Erika Forster Ständerätin (FDP/SG)

Frau Forster, Ihre Partei hält an der Verbandsbeschwerde-

Initiative fest. Freut Sie das?

Nein, ich bedauere den Entscheid der FDP Zürich sehr. Die Gesetzgebung in der Verbandsbeschwerde hat sich in den letzten Jahren bereits stark verschärft – auch dank der Initiative. Ich hätte es begrüsst, wenn man nun zum Schluss gekommen wäre: Das genügt. Im Ständerat lagen Motionen vor, mit denen wir noch weitere Instrumente gehabt hätten.

Als Präsidentin der Stiftung Landschaftsschutz, die einspracheberechtigt ist, geraten Sie in ein Dilemma. Halten Sie sich im

Abstimmungskampf zurück?

Ich werde mir das genau überlegen müssen. Ich habe mich bis jetzt in Sachen Verbandsbeschwerde auch im Parlament zurückgehalten und mich gegenüber der Partei sehr loyal verhalten. Aber die Grenze ist nun erreicht. Im Abstimmungskampf geht das ganze in eine andere Phase.

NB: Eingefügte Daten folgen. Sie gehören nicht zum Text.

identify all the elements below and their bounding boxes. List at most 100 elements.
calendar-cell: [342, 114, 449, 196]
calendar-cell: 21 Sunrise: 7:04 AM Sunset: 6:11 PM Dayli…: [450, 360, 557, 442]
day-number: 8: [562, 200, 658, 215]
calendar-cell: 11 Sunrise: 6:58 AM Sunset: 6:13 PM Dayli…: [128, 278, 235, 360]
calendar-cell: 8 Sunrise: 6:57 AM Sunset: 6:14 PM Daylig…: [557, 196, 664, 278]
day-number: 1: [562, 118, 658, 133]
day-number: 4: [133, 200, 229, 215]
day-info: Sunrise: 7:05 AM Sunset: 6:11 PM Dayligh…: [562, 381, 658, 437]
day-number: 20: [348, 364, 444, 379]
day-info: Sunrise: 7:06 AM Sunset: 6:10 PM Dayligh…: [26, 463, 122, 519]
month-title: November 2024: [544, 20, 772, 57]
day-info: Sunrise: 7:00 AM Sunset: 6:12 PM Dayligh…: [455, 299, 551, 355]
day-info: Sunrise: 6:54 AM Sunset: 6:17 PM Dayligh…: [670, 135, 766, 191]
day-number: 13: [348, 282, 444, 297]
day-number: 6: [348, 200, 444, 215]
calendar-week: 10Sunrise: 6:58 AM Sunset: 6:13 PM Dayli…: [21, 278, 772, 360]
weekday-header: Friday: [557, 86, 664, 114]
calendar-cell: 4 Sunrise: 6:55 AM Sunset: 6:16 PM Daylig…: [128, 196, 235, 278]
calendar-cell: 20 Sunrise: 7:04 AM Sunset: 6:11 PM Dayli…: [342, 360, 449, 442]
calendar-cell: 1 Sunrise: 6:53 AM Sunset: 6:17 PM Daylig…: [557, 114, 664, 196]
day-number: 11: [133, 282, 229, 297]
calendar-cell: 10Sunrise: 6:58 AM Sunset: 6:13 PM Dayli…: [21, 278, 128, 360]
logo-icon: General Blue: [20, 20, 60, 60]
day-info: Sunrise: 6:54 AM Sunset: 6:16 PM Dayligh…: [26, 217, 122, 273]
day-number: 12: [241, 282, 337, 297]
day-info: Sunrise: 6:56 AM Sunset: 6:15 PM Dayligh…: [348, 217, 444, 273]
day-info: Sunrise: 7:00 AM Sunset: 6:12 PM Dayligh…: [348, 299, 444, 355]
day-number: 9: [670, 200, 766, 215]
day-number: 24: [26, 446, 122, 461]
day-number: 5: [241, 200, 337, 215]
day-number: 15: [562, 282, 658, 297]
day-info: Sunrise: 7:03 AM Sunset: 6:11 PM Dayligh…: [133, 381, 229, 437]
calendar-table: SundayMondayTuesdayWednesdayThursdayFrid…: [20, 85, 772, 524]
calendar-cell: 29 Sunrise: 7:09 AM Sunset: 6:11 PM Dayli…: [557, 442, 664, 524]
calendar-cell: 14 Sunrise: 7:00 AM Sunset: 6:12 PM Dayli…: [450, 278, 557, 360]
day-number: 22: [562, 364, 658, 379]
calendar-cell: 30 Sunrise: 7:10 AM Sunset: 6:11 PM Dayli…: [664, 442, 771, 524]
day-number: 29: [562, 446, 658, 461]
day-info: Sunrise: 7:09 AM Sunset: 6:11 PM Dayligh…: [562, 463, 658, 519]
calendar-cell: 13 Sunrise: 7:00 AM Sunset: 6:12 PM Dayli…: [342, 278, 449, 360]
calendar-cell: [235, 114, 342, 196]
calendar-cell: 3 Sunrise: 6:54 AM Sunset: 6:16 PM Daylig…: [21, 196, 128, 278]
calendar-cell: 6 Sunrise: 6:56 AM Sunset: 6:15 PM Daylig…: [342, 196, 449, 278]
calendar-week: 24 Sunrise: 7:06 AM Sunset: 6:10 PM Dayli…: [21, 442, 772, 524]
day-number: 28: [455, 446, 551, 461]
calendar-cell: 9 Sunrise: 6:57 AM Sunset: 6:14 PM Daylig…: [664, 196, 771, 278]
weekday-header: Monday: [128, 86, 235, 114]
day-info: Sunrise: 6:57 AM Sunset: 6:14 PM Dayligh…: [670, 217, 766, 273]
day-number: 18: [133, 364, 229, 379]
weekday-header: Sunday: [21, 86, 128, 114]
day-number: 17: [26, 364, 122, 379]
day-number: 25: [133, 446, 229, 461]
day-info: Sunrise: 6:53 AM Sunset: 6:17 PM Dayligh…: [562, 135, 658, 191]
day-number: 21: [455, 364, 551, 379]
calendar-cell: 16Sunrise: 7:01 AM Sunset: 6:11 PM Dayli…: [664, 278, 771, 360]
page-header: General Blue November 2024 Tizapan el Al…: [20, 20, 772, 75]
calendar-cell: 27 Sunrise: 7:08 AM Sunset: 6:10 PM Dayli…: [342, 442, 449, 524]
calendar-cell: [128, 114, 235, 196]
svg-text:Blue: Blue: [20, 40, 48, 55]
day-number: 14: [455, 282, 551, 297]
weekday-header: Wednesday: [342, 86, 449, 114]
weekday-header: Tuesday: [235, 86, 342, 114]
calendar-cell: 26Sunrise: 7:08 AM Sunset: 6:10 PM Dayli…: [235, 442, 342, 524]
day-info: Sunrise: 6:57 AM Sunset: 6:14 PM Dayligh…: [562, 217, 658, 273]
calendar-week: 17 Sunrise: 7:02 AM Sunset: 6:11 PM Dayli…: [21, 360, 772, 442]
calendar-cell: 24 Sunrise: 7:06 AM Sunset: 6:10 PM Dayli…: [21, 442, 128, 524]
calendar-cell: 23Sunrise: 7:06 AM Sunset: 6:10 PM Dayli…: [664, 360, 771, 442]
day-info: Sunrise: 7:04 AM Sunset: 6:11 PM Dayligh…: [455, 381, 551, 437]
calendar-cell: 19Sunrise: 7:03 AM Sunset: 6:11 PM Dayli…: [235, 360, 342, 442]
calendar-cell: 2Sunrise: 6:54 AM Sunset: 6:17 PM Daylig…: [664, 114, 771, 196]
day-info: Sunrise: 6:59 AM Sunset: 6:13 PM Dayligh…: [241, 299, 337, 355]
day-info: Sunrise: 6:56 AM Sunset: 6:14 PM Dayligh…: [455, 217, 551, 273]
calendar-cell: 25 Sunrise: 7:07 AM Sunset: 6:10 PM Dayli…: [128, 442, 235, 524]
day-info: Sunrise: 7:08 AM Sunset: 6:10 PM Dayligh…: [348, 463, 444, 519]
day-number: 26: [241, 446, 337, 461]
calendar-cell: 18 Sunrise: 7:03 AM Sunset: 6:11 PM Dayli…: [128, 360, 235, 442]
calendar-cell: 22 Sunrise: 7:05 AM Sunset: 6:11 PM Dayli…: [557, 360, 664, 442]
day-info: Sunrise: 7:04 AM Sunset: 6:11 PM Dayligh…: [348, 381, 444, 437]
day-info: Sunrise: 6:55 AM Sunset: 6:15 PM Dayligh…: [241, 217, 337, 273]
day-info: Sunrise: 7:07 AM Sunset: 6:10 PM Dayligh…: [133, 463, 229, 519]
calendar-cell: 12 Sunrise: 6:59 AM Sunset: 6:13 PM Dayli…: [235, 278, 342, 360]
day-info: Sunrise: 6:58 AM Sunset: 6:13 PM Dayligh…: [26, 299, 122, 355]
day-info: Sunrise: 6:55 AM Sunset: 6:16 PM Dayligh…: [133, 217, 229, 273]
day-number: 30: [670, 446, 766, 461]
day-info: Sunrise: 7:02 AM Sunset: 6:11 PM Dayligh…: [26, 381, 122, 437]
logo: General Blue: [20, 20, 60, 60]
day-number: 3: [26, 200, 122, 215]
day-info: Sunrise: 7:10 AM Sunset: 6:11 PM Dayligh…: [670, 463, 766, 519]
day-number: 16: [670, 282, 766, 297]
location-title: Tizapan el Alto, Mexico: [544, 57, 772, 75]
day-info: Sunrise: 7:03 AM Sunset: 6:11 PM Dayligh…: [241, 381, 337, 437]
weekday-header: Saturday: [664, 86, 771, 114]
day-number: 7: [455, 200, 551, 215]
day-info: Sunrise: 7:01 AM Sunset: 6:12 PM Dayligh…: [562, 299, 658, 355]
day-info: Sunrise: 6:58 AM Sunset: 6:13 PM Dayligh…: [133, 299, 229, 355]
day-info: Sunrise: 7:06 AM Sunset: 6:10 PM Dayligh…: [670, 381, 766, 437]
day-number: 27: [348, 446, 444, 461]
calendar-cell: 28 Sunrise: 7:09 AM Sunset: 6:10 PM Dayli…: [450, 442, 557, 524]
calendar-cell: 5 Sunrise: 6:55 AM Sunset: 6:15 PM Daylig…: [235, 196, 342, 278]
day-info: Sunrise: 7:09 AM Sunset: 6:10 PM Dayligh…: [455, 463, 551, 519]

Warum lehnen Sie die Initiative ab?

Nehmen Sie eine kleinere Gemeinde, in der der Gemeindepräsident gleichzeitig Inhaber eines Baugeschäfts ist. Wenn der Gemeinderat nun ein Bauvorhaben absegnet, kann bei Annahme der Initiative niemand mehr korrigierend eingreifen. Das geht zu weit. Ich habe Mühe mit der Endgültigkeit dieser Entscheide. Organisationen wie die Stiftung Landschaftsschutz, die von Freisinnigen gegründet wurde, erheben ja nicht Einspruch aus purer Freude an der Einsprache, sondern weil wir abklären lassen wollen, ob die Bauvorhaben gesetzeskonform sind.

Die FDP will als Einheit auftreten. Jetzt schlagen Sie und andere Parteimitglieder bei einem Kernanliegen der Partei quer. Geht das?

Einheit ist schon gut. Aber wenn man im Innersten davon überzeugt ist, dass diese Initiative kein taugliches Instrument ist, ist es schwierig zu schweigen.

Wir können nicht nur von anderen Toleranz erwarten. Wir müssen das auch in der Partei gegenüber jenen leben, denen Umweltschutz ein Anliegen ist. (ja.)